Ur city began to emerge around 5500 BC beginning from small fishing and marsh exploitation village.
By 4000 BC Ur’s inhabitants were raising cattle, goats, sheep, wheat, barley and dates. It became a true urban city around 3100 BC.
Ur was a walled city built by masters of engineering with two enclosed harbors to accommodate shipping from the Euphrates. The principle public building, temples and palaces were enclosed in and inner fortification where stood the great ziggurat.
Ur emerges as a key player in the political life of the southern city-state system during the period of the first Ur dynasty 2670 BC when it became the capital of Sumer under the King of Ur Mesanepada.

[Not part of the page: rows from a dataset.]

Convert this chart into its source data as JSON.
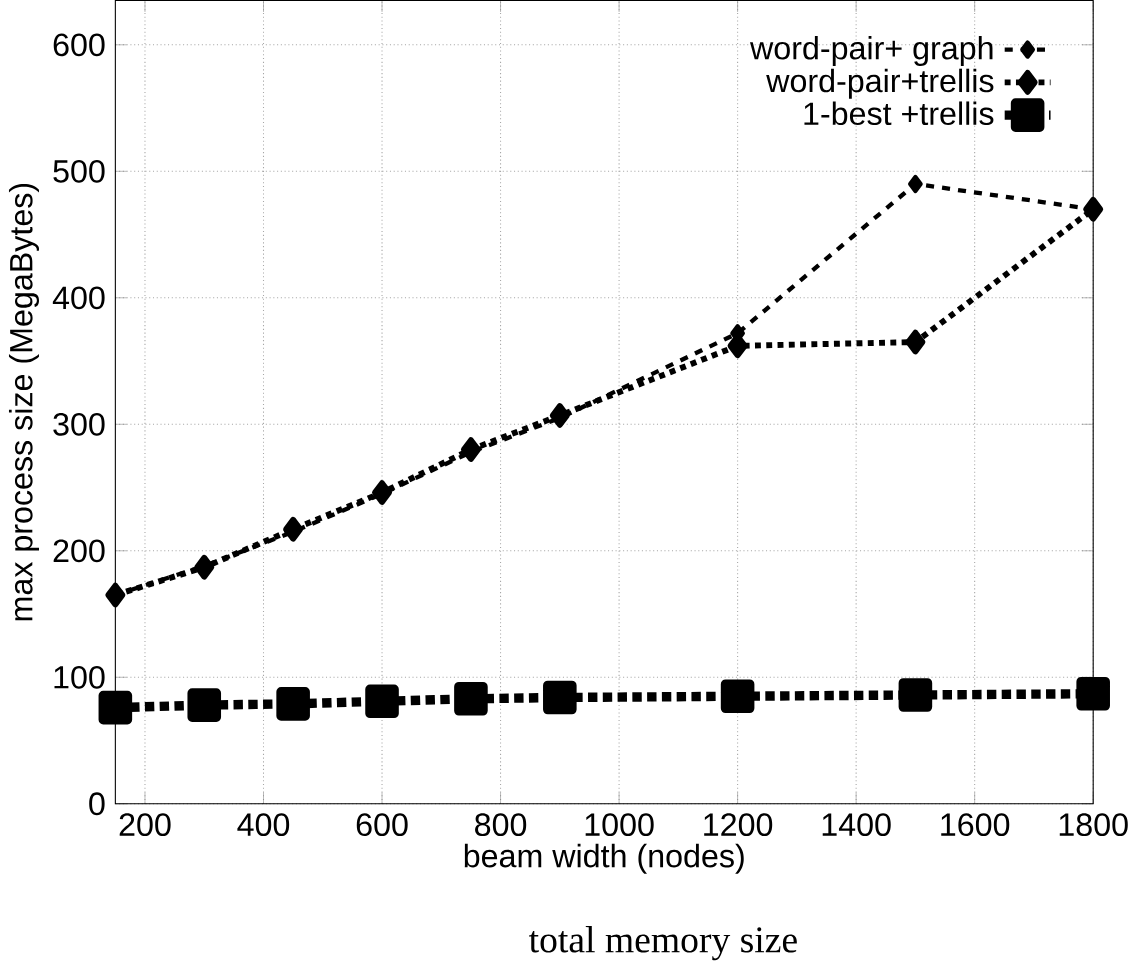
{
  "chart_data": {
    "type": "line",
    "xlabel": "beam width (nodes)",
    "ylabel": "max process size (MegaBytes)",
    "annotations": [
      "total memory size"
    ],
    "x": [
      150,
      300,
      450,
      600,
      750,
      900,
      1200,
      1500,
      1800
    ],
    "xlim": [
      150,
      1800
    ],
    "ylim": [
      0,
      635
    ],
    "xticks": [
      200,
      400,
      600,
      800,
      1000,
      1200,
      1400,
      1600,
      1800
    ],
    "yticks": [
      0,
      100,
      200,
      300,
      400,
      500,
      600
    ],
    "grid": true,
    "legend": "top right",
    "series": [
      {
        "name": "word-pair+ graph",
        "color": "#000000",
        "marker": "diamond",
        "line_style": "dashed",
        "values": [
          165,
          188,
          215,
          245,
          278,
          305,
          372,
          490,
          470
        ]
      },
      {
        "name": "word-pair+trellis",
        "color": "#000000",
        "marker": "diamond",
        "line_style": "dotted",
        "values": [
          165,
          187,
          217,
          246,
          280,
          307,
          362,
          365,
          470
        ]
      },
      {
        "name": "1-best +trellis",
        "color": "#000000",
        "marker": "square",
        "line_style": "dotted",
        "values": [
          76,
          78,
          79,
          81,
          83,
          84,
          85,
          86,
          87
        ]
      }
    ]
  }
}
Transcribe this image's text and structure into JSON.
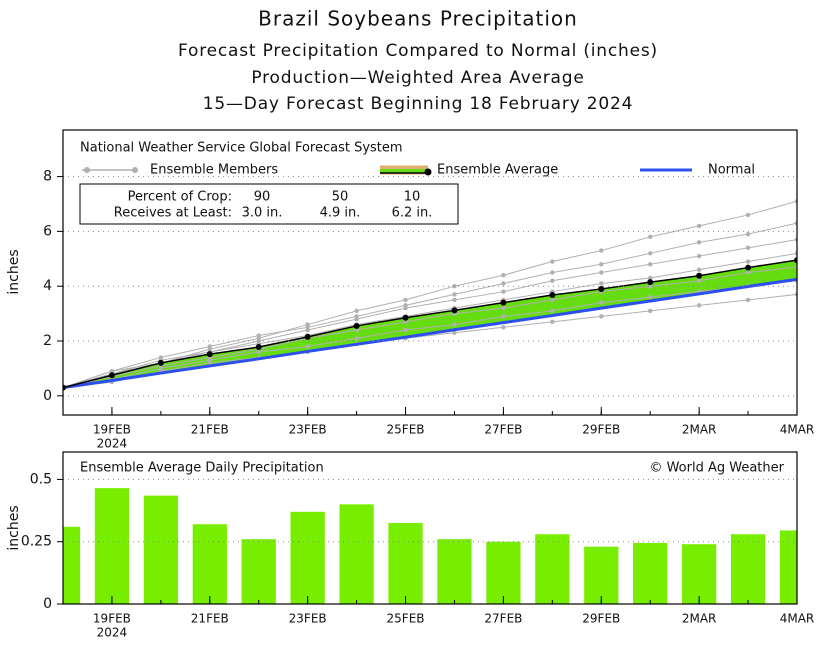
{
  "chart_data": [
    {
      "type": "line",
      "title": "Brazil Soybeans Precipitation",
      "subtitle": [
        "Forecast Precipitation Compared to Normal (inches)",
        "Production—Weighted Area Average",
        "15—Day Forecast Beginning 18 February 2024"
      ],
      "source": "National Weather Service Global Forecast System",
      "ylabel": "inches",
      "x": [
        "2024-02-18",
        "2024-02-19",
        "2024-02-20",
        "2024-02-21",
        "2024-02-22",
        "2024-02-23",
        "2024-02-24",
        "2024-02-25",
        "2024-02-26",
        "2024-02-27",
        "2024-02-28",
        "2024-02-29",
        "2024-03-01",
        "2024-03-02",
        "2024-03-03",
        "2024-03-04"
      ],
      "xlim": [
        "2024-02-18",
        "2024-03-04"
      ],
      "xticks": [
        {
          "value": "2024-02-19",
          "label": "19FEB"
        },
        {
          "value": "2024-02-21",
          "label": "21FEB"
        },
        {
          "value": "2024-02-23",
          "label": "23FEB"
        },
        {
          "value": "2024-02-25",
          "label": "25FEB"
        },
        {
          "value": "2024-02-27",
          "label": "27FEB"
        },
        {
          "value": "2024-02-29",
          "label": "29FEB"
        },
        {
          "value": "2024-03-02",
          "label": "2MAR"
        },
        {
          "value": "2024-03-04",
          "label": "4MAR"
        }
      ],
      "x_year_label": "2024",
      "ylim": [
        -0.7,
        9.7
      ],
      "yticks": [
        0,
        2,
        4,
        6,
        8
      ],
      "grid": true,
      "fill_color": "#66dd11",
      "legend_outline_color": "#e0b070",
      "series": [
        {
          "name": "Ensemble Members",
          "color": "#b0b0b0",
          "members": [
            [
              0.3,
              0.8,
              1.2,
              1.7,
              2.1,
              2.6,
              3.1,
              3.5,
              4.0,
              4.4,
              4.9,
              5.3,
              5.8,
              6.2,
              6.6,
              7.1
            ],
            [
              0.3,
              0.9,
              1.4,
              1.8,
              2.2,
              2.5,
              2.9,
              3.3,
              3.7,
              4.1,
              4.5,
              4.8,
              5.2,
              5.6,
              5.9,
              6.3
            ],
            [
              0.3,
              0.8,
              1.3,
              1.6,
              2.0,
              2.4,
              2.8,
              3.2,
              3.5,
              3.8,
              4.2,
              4.5,
              4.8,
              5.1,
              5.4,
              5.7
            ],
            [
              0.3,
              0.9,
              1.2,
              1.6,
              1.9,
              2.2,
              2.6,
              2.9,
              3.2,
              3.5,
              3.8,
              4.1,
              4.3,
              4.6,
              4.9,
              5.2
            ],
            [
              0.3,
              0.7,
              1.1,
              1.4,
              1.7,
              2.1,
              2.4,
              2.7,
              3.0,
              3.2,
              3.5,
              3.8,
              4.0,
              4.2,
              4.5,
              4.7
            ],
            [
              0.3,
              0.6,
              1.0,
              1.3,
              1.6,
              1.8,
              2.1,
              2.4,
              2.6,
              2.9,
              3.1,
              3.4,
              3.6,
              3.8,
              4.0,
              4.2
            ],
            [
              0.3,
              0.5,
              0.9,
              1.2,
              1.4,
              1.6,
              1.9,
              2.1,
              2.3,
              2.5,
              2.7,
              2.9,
              3.1,
              3.3,
              3.5,
              3.7
            ]
          ]
        },
        {
          "name": "Ensemble Average",
          "color": "#000000",
          "values": [
            0.3,
            0.75,
            1.2,
            1.52,
            1.78,
            2.15,
            2.55,
            2.85,
            3.12,
            3.4,
            3.68,
            3.9,
            4.15,
            4.38,
            4.68,
            4.95
          ]
        },
        {
          "name": "Normal",
          "color": "#2b4ff0",
          "values": [
            0.3,
            0.56,
            0.83,
            1.09,
            1.35,
            1.62,
            1.88,
            2.14,
            2.41,
            2.67,
            2.93,
            3.2,
            3.46,
            3.72,
            3.99,
            4.25
          ]
        }
      ],
      "crop_table": {
        "row_labels": [
          "Percent of Crop:",
          "Receives at Least:"
        ],
        "percents": [
          90,
          50,
          10
        ],
        "amounts": [
          "3.0 in.",
          "4.9 in.",
          "6.2 in."
        ]
      }
    },
    {
      "type": "bar",
      "title": "Ensemble Average Daily Precipitation",
      "annotation": "© World Ag Weather",
      "ylabel": "inches",
      "x": [
        "2024-02-18",
        "2024-02-19",
        "2024-02-20",
        "2024-02-21",
        "2024-02-22",
        "2024-02-23",
        "2024-02-24",
        "2024-02-25",
        "2024-02-26",
        "2024-02-27",
        "2024-02-28",
        "2024-02-29",
        "2024-03-01",
        "2024-03-02",
        "2024-03-03",
        "2024-03-04"
      ],
      "values": [
        0.31,
        0.465,
        0.435,
        0.32,
        0.26,
        0.37,
        0.4,
        0.325,
        0.26,
        0.25,
        0.28,
        0.23,
        0.245,
        0.24,
        0.28,
        0.295
      ],
      "color": "#77ee00",
      "xlim": [
        "2024-02-18",
        "2024-03-04"
      ],
      "xticks": [
        {
          "value": "2024-02-19",
          "label": "19FEB"
        },
        {
          "value": "2024-02-21",
          "label": "21FEB"
        },
        {
          "value": "2024-02-23",
          "label": "23FEB"
        },
        {
          "value": "2024-02-25",
          "label": "25FEB"
        },
        {
          "value": "2024-02-27",
          "label": "27FEB"
        },
        {
          "value": "2024-02-29",
          "label": "29FEB"
        },
        {
          "value": "2024-03-02",
          "label": "2MAR"
        },
        {
          "value": "2024-03-04",
          "label": "4MAR"
        }
      ],
      "x_year_label": "2024",
      "ylim": [
        0,
        0.61
      ],
      "yticks": [
        0,
        0.25,
        0.5
      ],
      "grid": true
    }
  ]
}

During 2600 BC the population to be estimated 34 000. Various tribes, such as Akkadians, Amorites and Sumerians conquered and settled there.
Before the 2nd century BC, the Euphrates ran much closer to Ur and the city was linked to the Euphrates by a canal that allowed Ur to develop as an important foreign trade market place.
According to archeological discoveries, the world’s first written law code was promulgated by Ur-Nammu, Sumerian king of the city state of Ur, about 2060 BC.
Ur remained an important commercial center until about 150 BC, when the Euphrates changed its course.
The rich agricultural fields that made Ur a rich city soon transformed into deserts.